Pero esta historia comienza en un patio de escuela. Estoy llorando. Mis amigos me han llamado gordo y se han burlado de mi manera de jugar (fatal) al fútbol. Un profesor de mates ha decidido castigarme por montar un «numerito». Me siento desolado. Pero sigo adelante. 

Pasan algunos años. Cole nuevo, compañeros nuevos. ¡Qué difícil es encajar en 1º de ESO siendo gordito, gafotas, amanerado y sensible! Me estoy pegando con el malote de la clase. Me duele, sí, pero me tengo que defender y el colegio prefiere no actuar. Durante semanas, meses, no encuentro mi lugar, estoy solo. Pero sigo adelante. 

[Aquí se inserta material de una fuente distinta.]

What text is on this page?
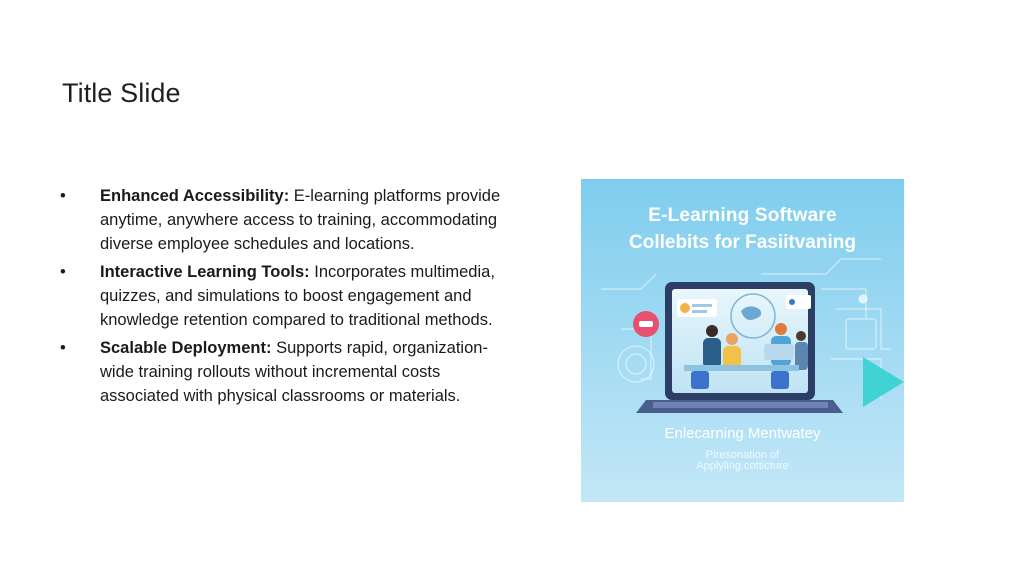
Title Slide
•	Enhanced Accessibility: E-learning platforms provide anytime, anywhere access to training, accommodating diverse employee schedules and locations.
•	Interactive Learning Tools: Incorporates multimedia, quizzes, and simulations to boost engagement and knowledge retention compared to traditional methods.
•	Scalable Deployment: Supports rapid, organization-wide training rollouts without incremental costs associated with physical classrooms or materials.
E-Learning Software
Collebits for Fasiitvaning
Enlecarning Mentwatey
Piresonation of
Applyling cotticture
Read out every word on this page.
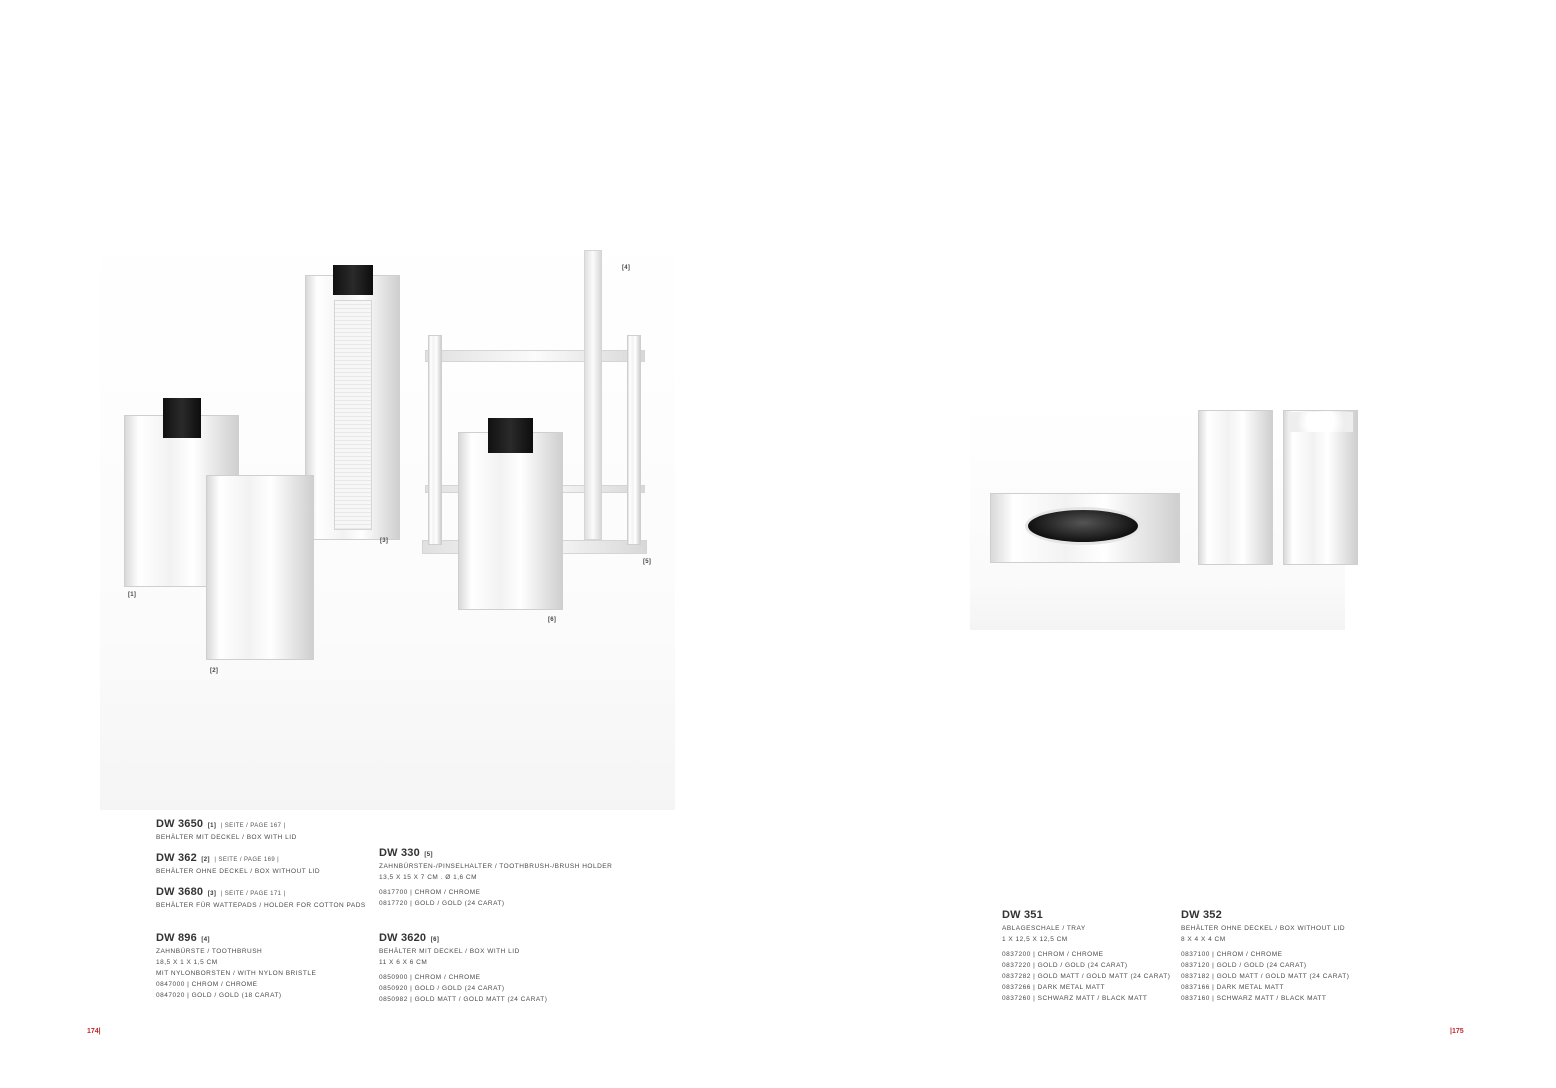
[1]
[2]
[3]
[4]
[5]
[6]
DW 3650 [1] | SEITE / PAGE 167 |
BEHÄLTER MIT DECKEL / BOX WITH LID
DW 362 [2] | SEITE / PAGE 169 |
BEHÄLTER OHNE DECKEL / BOX WITHOUT LID
DW 3680 [3] | SEITE / PAGE 171 |
BEHÄLTER FÜR WATTEPADS / HOLDER FOR COTTON PADS
DW 896 [4]
ZAHNBÜRSTE / TOOTHBRUSH
18,5 X 1 X 1,5 CM
MIT NYLONBORSTEN / WITH NYLON BRISTLE
0847000 | CHROM / CHROME
0847020 | GOLD / GOLD (18 CARAT)
DW 330 [5]
ZAHNBÜRSTEN-/PINSELHALTER / TOOTHBRUSH-/BRUSH HOLDER
13,5 X 15 X 7 CM . Ø 1,6 CM
0817700 | CHROM / CHROME
0817720 | GOLD / GOLD (24 CARAT)
DW 3620 [6]
BEHÄLTER MIT DECKEL / BOX WITH LID
11 X 6 X 6 CM
0850900 | CHROM / CHROME
0850920 | GOLD / GOLD (24 CARAT)
0850982 | GOLD MATT / GOLD MATT (24 CARAT)
DW 351
ABLAGESCHALE / TRAY
1 X 12,5 X 12,5 CM
0837200 | CHROM / CHROME
0837220 | GOLD / GOLD (24 CARAT)
0837282 | GOLD MATT / GOLD MATT (24 CARAT)
0837266 | DARK METAL MATT
0837260 | SCHWARZ MATT / BLACK MATT
DW 352
BEHÄLTER OHNE DECKEL / BOX WITHOUT LID
8 X 4 X 4 CM
0837100 | CHROM / CHROME
0837120 | GOLD / GOLD (24 CARAT)
0837182 | GOLD MATT / GOLD MATT (24 CARAT)
0837166 | DARK METAL MATT
0837160 | SCHWARZ MATT / BLACK MATT
174|	|175
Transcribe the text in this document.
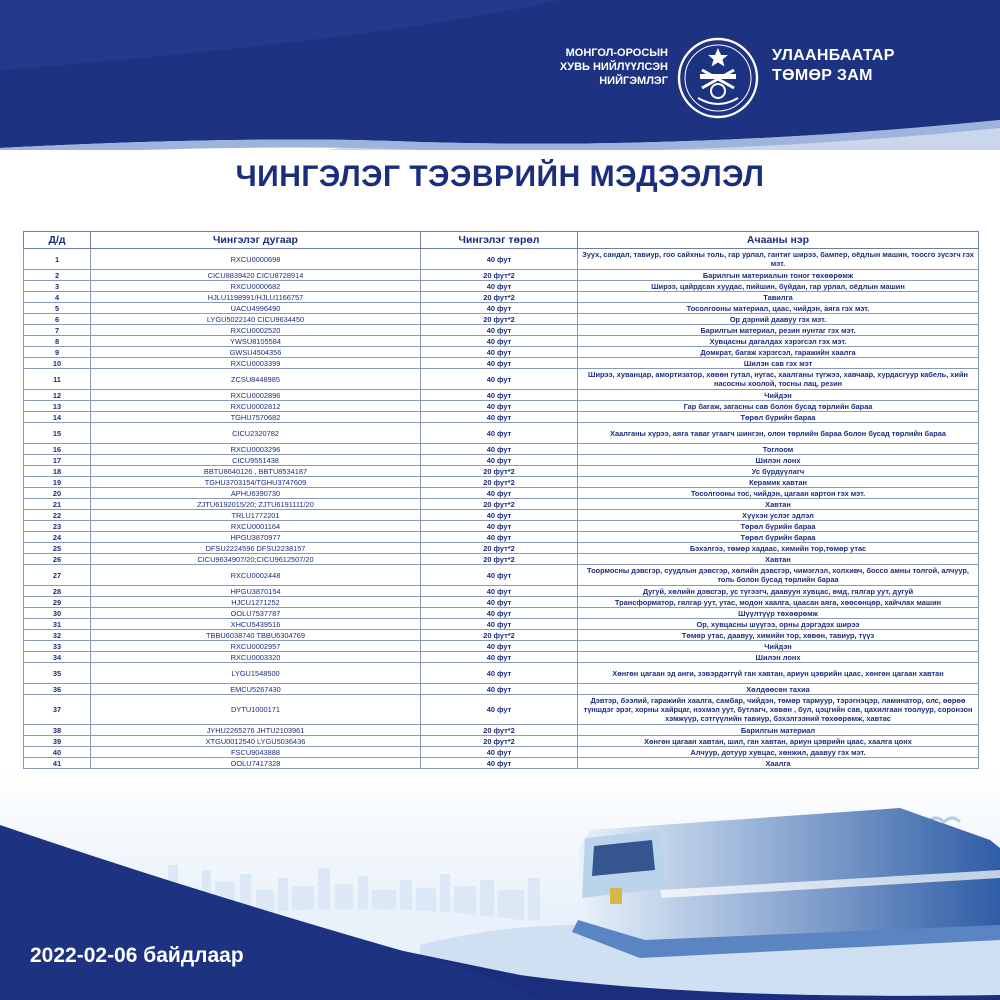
МОНГОЛ-ОРОСЫН
ХУВЬ НИЙЛҮҮЛСЭН
НИЙГЭМЛЭГ
УЛААНБААТАР
ТӨМӨР ЗАМ
ЧИНГЭЛЭГ ТЭЭВРИЙН МЭДЭЭЛЭЛ
Д/д	Чингэлэг дугаар	Чингэлэг төрөл	Ачааны нэр
1	RXCU0000698	40 фут	Зуух, сандал, тавиур, гоо сайхны толь, гар урлал, гантиг ширээ, бампер, оёдлын машин, тоосго зүсэгч гэх мэт.
2	CICU8839420 CICU8728914	20 фут*2	Барилгын материалын тоног төхөөрөмж
3	RXCU0000682	40 фут	Ширээ, цайрдсан хуудас, пийшин, бүйдан, гар урлал, оёдлын машин
4	HJLU1198991/HJLU1166757	20 фут*2	Тавилга
5	UACU4996490	40 фут	Тосолгооны материал, цаас, чийдэн, аяга гэх мэт.
6	LYGU5022140 CICU9634450	20 фут*2	Ор дэрний даавуу гэх мэт.
7	RXCU0002520	40 фут	Барилгын материал, резин нунтаг гэх мэт.
8	YWSU8105584	40 фут	Хувцасны дагалдах хэрэгсэл гэх мэт.
9	GWSU4504356	40 фут	Домкрат, багаж хэрэгсэл, гаражийн хаалга
10	RXCU0003399	40 фут	Шилэн сав гэх мэт
11	ZCSU8448985	40 фут	Ширээ, хуванцар, амортизатор, хөвөн гутал, нугас, хаалганы түгжээ, хавчаар, хурдасгуур кабель, хийн насосны хоолой, тосны лац, резин
12	RXCU0002896	40 фут	Чийдэн
13	RXCU0002812	40 фут	Гар багаж, загасны сав болон бусад төрлийн бараа
14	TGHU7570682	40 фут	Төрөл бүрийн бараа
15	CICU2320782	40 фут	Хаалганы хүрээ, аяга таваг угаагч шингэн, олон төрлийн бараа болон бусад төрлийн бараа
16	RXCU0003296	40 фут	Тоглоом
17	CICU9551438	40 фут	Шилэн лонх
18	BBTU8640126 , BBTU8534187	20 фут*2	Ус бүрдүүлагч
19	TGHU3703154/TGHU3747609	20 фут*2	Керамик хавтан
20	APHU6390730	40 фут	Тосолгооны тос, чийдэн, цагаан картон гэх мэт.
21	ZJTU6192015/20; ZJTU6191111/20	20 фут*2	Хавтан
22	TRLU1772201	40 фут	Хүүхэн услэг эдлэл
23	RXCU0001164	40 фут	Төрөл бүрийн бараа
24	HPGU3870977	40 фут	Төрөл бүрийн бараа
25	DFSU2224596 DFSU2238157	20 фут*2	Бэхэлгээ, төмөр хадаас, химийн тор,төмөр утас
26	CICU9634907/20;CICU9612507/20	20 фут*2	Хавтан
27	RXCU0002448	40 фут	Тоормосны дэвсгэр, суудлын дэвсгэр, хөлийн дэвсгэр, чимэглэл, холхивч, боссо амны толгой, алчуур, толь болон бусад төрлийн бараа
28	HPGU3870154	40 фут	Дугуй, хөлийн дэвсгэр, ус түгээгч, даавуун хувцас, өмд, гялгар уут, дугуй
29	HJCU1271252	40 фут	Трансформатор, гялгар уут, утас, модон хаалга, цаасан аяга, хөөсөнцөр, хайчлах машин
30	OOLU7537787	40 фут	Шүүлтүүр төхөөрөмж
31	XHCU5439516	40 фут	Ор, хувцасны шүүгээ, орны дэргэдэх ширээ
32	TBBU6038740 TBBU6304769	20 фут*2	Төмөр утас, даавуу, химийн тор, хөвөн, тавиур, түүз
33	RXCU0002957	40 фут	Чийдэн
34	RXCU0003320	40 фут	Шилэн лонх
35	LYGU1548500	40 фут	Хөнгөн цагаан эд анги, зэвэрдэггүй ган хавтан, ариун цэврийн цаас, хөнгөн цагаан хавтан
36	EMCU5267430	40 фут	Хөлдөөсөн тахиа
37	DYTU1000171	40 фут	Дэвтэр, бээлий, гаражийн хаалга, самбар, чийдэн, төмөр тармуур, тэрэгнэцэр, ламинатор, олс, өөрөө түншдэг эрэг, хорны хайрцаг, нэхмэл уут, бутлагч, хөвөн , бул, цэцгийн сав, цахилгаан тоолуур, соронзон хэмжүүр, сэтгүүлийн тавиур, бэхэлгээний төхөөрөмж, хавтас
38	JYHU2265276 JHTU2103961	20 фут*2	Барилгын материал
39	XTGU0012540 LYGU5036436	20 фут*2	Хөнгөн цагаан хавтан, шил, ган хавтан, ариун цэврийн цаас, хаалга цонх
40	FSCU9043888	40 фут	Алчуур, дотуур хувцас, хөнжил, даавуу гэх мэт.
41	OOLU7417328	40 фут	Хаалга
2022-02-06 байдлаар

Un nuevo lugar: Bachillerato. Por fin voy a estudiar lo que quiero. Es el primer paso para ser director de cine. Estoy ilusionado, soy positivo, sé que voy a hacer amigos nuevos. Además, voy con mi mejor amiga. Error. En este colegio hay acosadores profesionales; uno de ellos, el novio de mi «mejor» amiga. Todos los días me encuentro con un grupo de chicos que, sin motivo, se burla de mí. Me llaman maricón, imitan mi forma de hablar, de reír o de andar. Uno de los días más tristes sucederá en el acto de graduación de Bachillerato. Ante continuas amenazas, decido no acudir a la fiesta, prefiero no arriesgarme a que puedan hacerme daño. Al principio me afecta un poco, lloro algunas veces, pero con los meses no me siento tan mal. Convivo con todo ello acompañado de grandes amigos. Sigo adelante.

Pasados los años, la vida me ha dado algunos reveses. Siempre estaré agradecido a los Javieres, Vidales y Álvaros que me hicieron daño, porque con ello me hicieron fuerte. Jamás un profesor o mi familia se preocupó por mí en aquellos momentos y no les culpo. Siempre he pensado que era lo que tenían que hacer. Ellos me han hecho una persona resistente, un tío que se quiere, que sabe de superar sus problemas.

Y en esto estuvo siempre Dios. Desde las misas con mi abuela, hasta las primeras misas con mi hermanita y encontrar mi vocación como acompañante de jóvenes. La fe y es refugio, hogar y confianza. Porque Dios me conoce y camina conmigo.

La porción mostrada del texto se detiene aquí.